The best thing about the banana leaf rice is that it is a free flow. So it is all you can eat, and the waiters’ kind of just refill with no questions asked.
Upon seated, and ordered, I was served the banana leaf with white rice. More like a mountain of white rice.
Then I waited fairly long for the vegetables, and the curry. One awful thing here is the extremely slow and inattentive service from all the staffs. And trust me; the amount of man power is like a one worker to two tables’ ratio headcount. So I really don’t get what took them so long to bring the vegetables and curry.

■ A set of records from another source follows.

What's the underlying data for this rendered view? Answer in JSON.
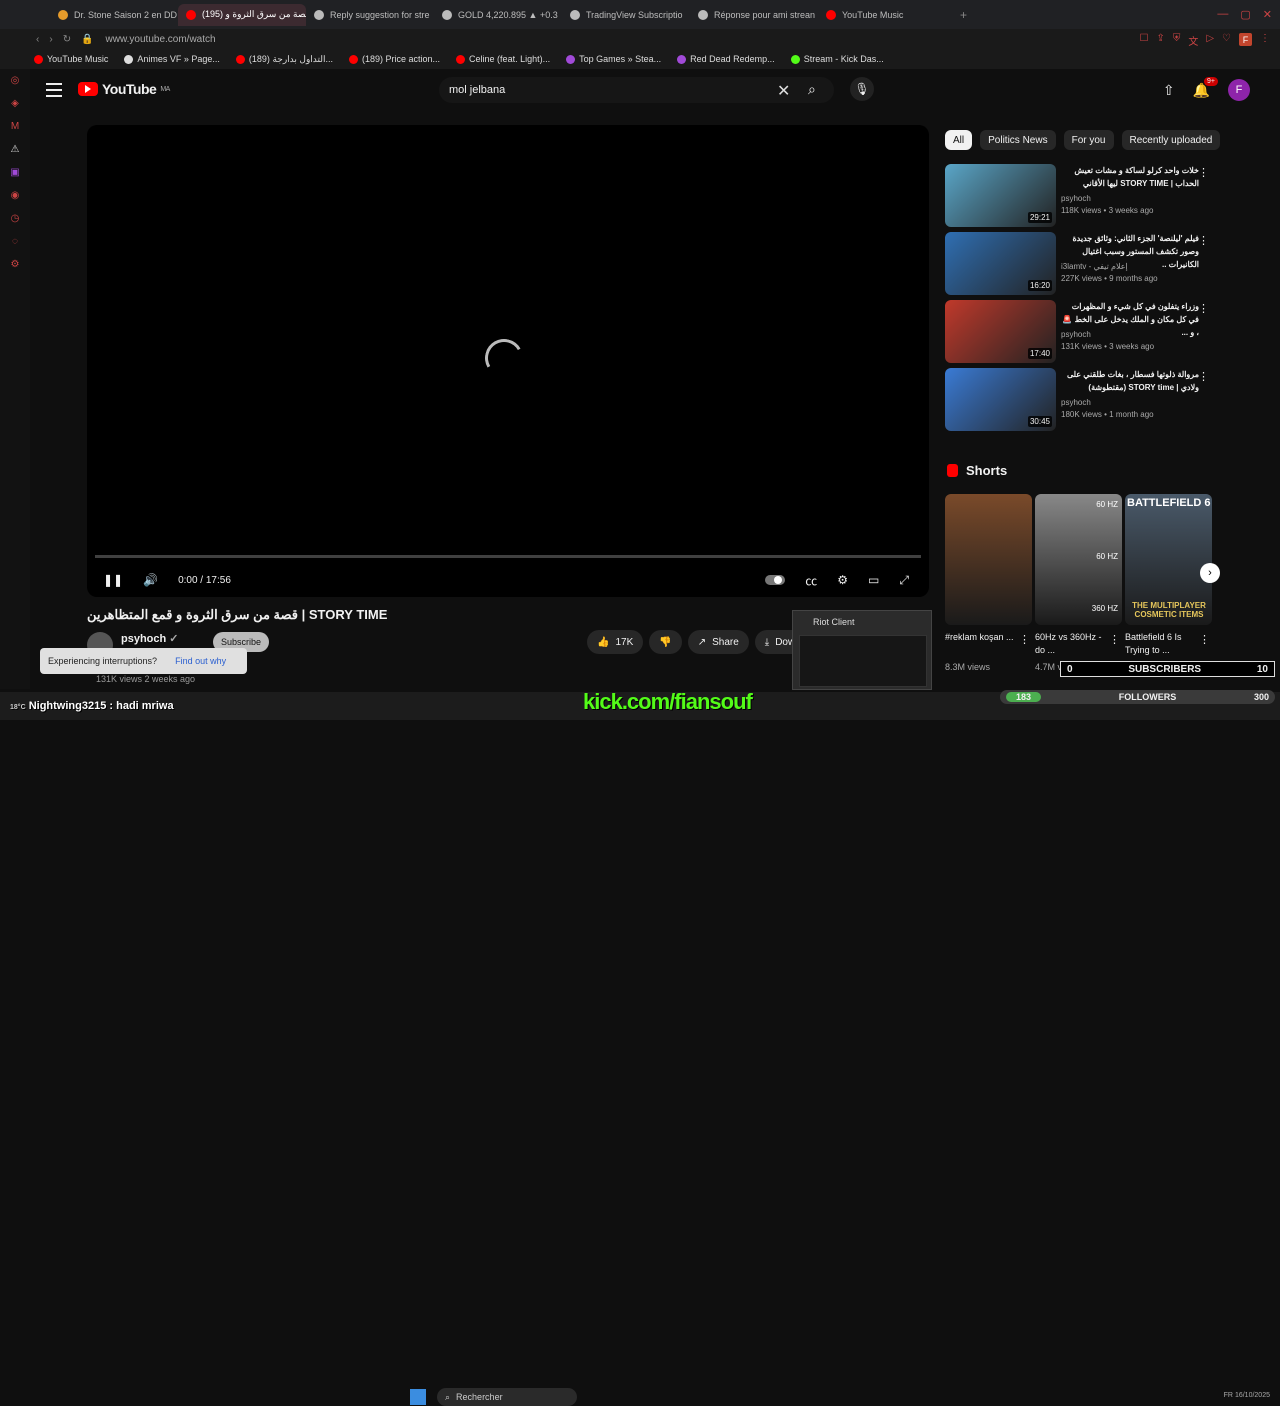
{
  "browser": {
    "tabs": [
      {
        "title": "Dr. Stone Saison 2 en DD",
        "color": "#e59b2b"
      },
      {
        "title": "(195) قصة من سرق الثروة و",
        "color": "#ff0000",
        "active": true
      },
      {
        "title": "Reply suggestion for stre",
        "color": "#bbbbbb"
      },
      {
        "title": "GOLD 4,220.895 ▲ +0.3",
        "color": "#bbbbbb"
      },
      {
        "title": "TradingView Subscriptio",
        "color": "#bbbbbb"
      },
      {
        "title": "Réponse pour ami strean",
        "color": "#bbbbbb"
      },
      {
        "title": "YouTube Music",
        "color": "#ff0000"
      }
    ],
    "url": "www.youtube.com/watch",
    "bookmarks": [
      {
        "label": "YouTube Music",
        "color": "#ff0000"
      },
      {
        "label": "Animes VF » Page...",
        "color": "#dddddd"
      },
      {
        "label": "(189) التداول بدارجة...",
        "color": "#ff0000"
      },
      {
        "label": "(189) Price action...",
        "color": "#ff0000"
      },
      {
        "label": "Celine (feat. Light)...",
        "color": "#ff0000"
      },
      {
        "label": "Top Games » Stea...",
        "color": "#a14ad8"
      },
      {
        "label": "Red Dead Redemp...",
        "color": "#a14ad8"
      },
      {
        "label": "Stream - Kick Das...",
        "color": "#53fc18"
      }
    ]
  },
  "header": {
    "logo_text": "YouTube",
    "logo_region": "MA",
    "search_value": "mol jelbana",
    "notif_count": "9+",
    "avatar_letter": "F"
  },
  "player": {
    "time": "0:00 / 17:56",
    "progress": 0
  },
  "video": {
    "title": "قصة من سرق الثروة و قمع المتظاهرين | STORY TIME",
    "channel": "psyhoch",
    "subscribe_label": "Subscribe",
    "likes": "17K",
    "share_label": "Share",
    "download_label": "Dow",
    "views_line": "131K views  2 weeks ago"
  },
  "tooltip": {
    "text": "Experiencing interruptions?",
    "link": "Find out why"
  },
  "chips": [
    "All",
    "Politics News",
    "For you",
    "Recently uploaded"
  ],
  "recommendations": [
    {
      "title": "خلات واحد كرلو لساكة و مشات تعيش الحداب | STORY TIME ليها الأقاني",
      "channel": "psyhoch",
      "meta": "118K views • 3 weeks ago",
      "duration": "29:21",
      "color": "#5aa6c8"
    },
    {
      "title": "فيلم 'ليلنصة' الجزء الثاني: وثائق جديدة وصور تكشف المستور وسبب اغتيال الكانيرات ..",
      "channel": "i3lamtv - إعلام تيفي",
      "meta": "227K views • 9 months ago",
      "duration": "16:20",
      "color": "#2f6fb3"
    },
    {
      "title": "وزراء يتفلون في كل شيء و المظهرات في كل مكان و الملك يدخل على الخط 🚨 ، و ...",
      "channel": "psyhoch",
      "meta": "131K views • 3 weeks ago",
      "duration": "17:40",
      "color": "#c0392b"
    },
    {
      "title": "مروالة ذلوتها فسطار ، بغات طلقني على ولادي | STORY time (مقتطوشة)",
      "channel": "psyhoch",
      "meta": "180K views • 1 month ago",
      "duration": "30:45",
      "color": "#3a7bd5"
    }
  ],
  "shorts": {
    "heading": "Shorts",
    "items": [
      {
        "title": "#reklam koşan ...",
        "views": "8.3M views",
        "color": "#7a4a2a"
      },
      {
        "title": "60Hz vs 360Hz - do ...",
        "views": "4.7M views",
        "color": "#888888",
        "labels": [
          "60 HZ",
          "60 HZ",
          "360 HZ"
        ]
      },
      {
        "title": "Battlefield 6 Is Trying to ...",
        "views": "",
        "color": "#4a5a6a",
        "overlay": "BATTLEFIELD 6",
        "sub_overlay": "THE MULTIPLAYER COSMETIC ITEMS"
      }
    ]
  },
  "riot_popup": {
    "title": "Riot Client"
  },
  "overlay": {
    "subs_left": "0",
    "subs_label": "SUBSCRIBERS",
    "subs_right": "10",
    "followers_left": "183",
    "followers_label": "FOLLOWERS",
    "followers_right": "300"
  },
  "taskbar": {
    "chat_line": "Nightwing3215 : hadi mriwa",
    "search_label": "Rechercher",
    "kick_text": "kick.com/fiansouf",
    "weather": "18°C",
    "lang": "FR",
    "date": "16/10/2025"
  }
}
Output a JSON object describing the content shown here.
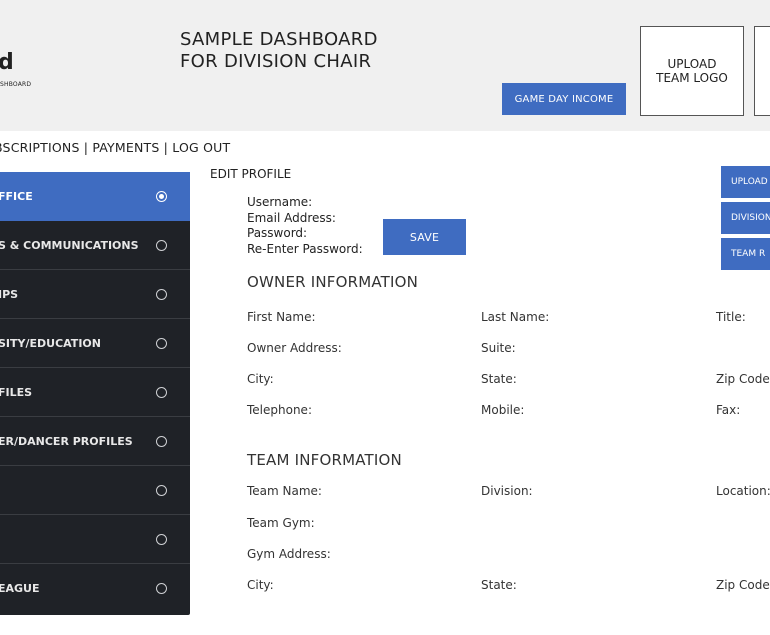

So when it was finally here, they serve 4 vegetables and I like 4 of it. What the Indians do is, the rice is drenched with an array of curry; dahl, fish or chicken curry. I extremely love the dahl curry as there was lots of white radish in it and it was really delicious. On top of that, they also serve this side gravy which is also a perfect combination to the banana leaf rice. One is really brine, and one is very rice in coconut milk. Hence these two were not served as “flooding” amount.
Then there is the papadam, which is a thin, crisp Indian preparation sometimes described as a cracker.Also, the Rasam which is a South Indian soup traditional prepared with tamarind juice as base in addition to tomato, chili pepper, Pepper, Cumin and other spices as seasonings.